Auf dem Campingplatz wurde wir nett und freundlich aufgenommen – leider aber ist es dort auch recht voll und daher wenig Platz für den Antennenaufbau.
Da sehnt man sich doch wieder auf den Campingplatz in Kamp zurück, der im Grund kein wirklich öffentlicher Platz ist.

Leider war die Gemeinschaft in diesem Jahr durch neue Teilnehmer, mehr als “merkwürdig” so das sich das harte Team recht schnell fragte, warum Leute mitkommen, die sich dann doch vollständig zurück ziehen und ihr eigenes Ding durchziehen.
Es war teilweise so bizzar, das wir mit der YL einen Teilnehmers, tatsächlich nur einmal guten Tag und am Schluß, auf wiedersehen sagte.
Kein Guten Morgen oder sonst irgend ein Wort.

Noch viel könnte ich hier schreiben, von fehlender Gruppen-Dynamik und purer Egoismus bei den “neuen” Teilnehmern.
Aber natürlich interessiert das niemanden von aussen.

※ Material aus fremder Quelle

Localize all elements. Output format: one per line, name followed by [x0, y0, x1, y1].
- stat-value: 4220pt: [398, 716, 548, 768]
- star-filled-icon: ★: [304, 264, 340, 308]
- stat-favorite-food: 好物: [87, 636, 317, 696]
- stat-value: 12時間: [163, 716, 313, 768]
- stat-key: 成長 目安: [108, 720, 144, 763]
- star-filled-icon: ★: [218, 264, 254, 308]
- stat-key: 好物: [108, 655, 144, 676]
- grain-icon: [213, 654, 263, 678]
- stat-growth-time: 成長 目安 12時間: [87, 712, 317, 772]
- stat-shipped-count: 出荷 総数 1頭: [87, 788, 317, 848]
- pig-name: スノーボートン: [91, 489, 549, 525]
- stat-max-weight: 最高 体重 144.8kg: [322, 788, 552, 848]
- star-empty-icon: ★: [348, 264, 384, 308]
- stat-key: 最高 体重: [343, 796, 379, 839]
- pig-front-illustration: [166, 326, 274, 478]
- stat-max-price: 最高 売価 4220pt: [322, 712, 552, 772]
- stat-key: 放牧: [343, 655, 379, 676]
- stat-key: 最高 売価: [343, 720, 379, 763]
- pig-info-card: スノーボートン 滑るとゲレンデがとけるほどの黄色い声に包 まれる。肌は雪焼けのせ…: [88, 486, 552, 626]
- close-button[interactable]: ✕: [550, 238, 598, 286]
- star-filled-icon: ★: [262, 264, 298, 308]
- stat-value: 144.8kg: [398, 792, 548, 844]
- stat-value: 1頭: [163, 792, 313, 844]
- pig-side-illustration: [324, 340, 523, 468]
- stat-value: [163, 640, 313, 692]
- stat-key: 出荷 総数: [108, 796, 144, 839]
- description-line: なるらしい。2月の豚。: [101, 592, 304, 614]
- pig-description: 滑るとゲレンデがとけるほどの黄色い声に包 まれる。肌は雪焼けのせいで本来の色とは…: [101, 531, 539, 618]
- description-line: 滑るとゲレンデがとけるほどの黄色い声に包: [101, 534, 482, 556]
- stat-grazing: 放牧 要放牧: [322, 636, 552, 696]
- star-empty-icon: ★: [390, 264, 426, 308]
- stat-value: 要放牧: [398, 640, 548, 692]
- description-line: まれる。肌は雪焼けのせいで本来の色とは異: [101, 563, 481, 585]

So aber hatte der harte Kern viel Spaß beim ILLW und zog wie jedes Jahr, die Dinge durch, baute Antennen auf und saß auch am Abend gemütlich zusammen und hatte Spaß.
Es wurde viel gefunkt und lecker gekocht und gegessen, wobei wir festellten, das zwei Personen ein IKEA HotDog-Partypaket, auch alleine in kurzer zeit schaffen.
Überhaupt, waren auch die mitgebrachten Kötbullar, eine lustiges HighLight für den harten Kern der Teilnehmer und wurde fortan zum Kultstatus für die zukünftigen Funkevents erklärt.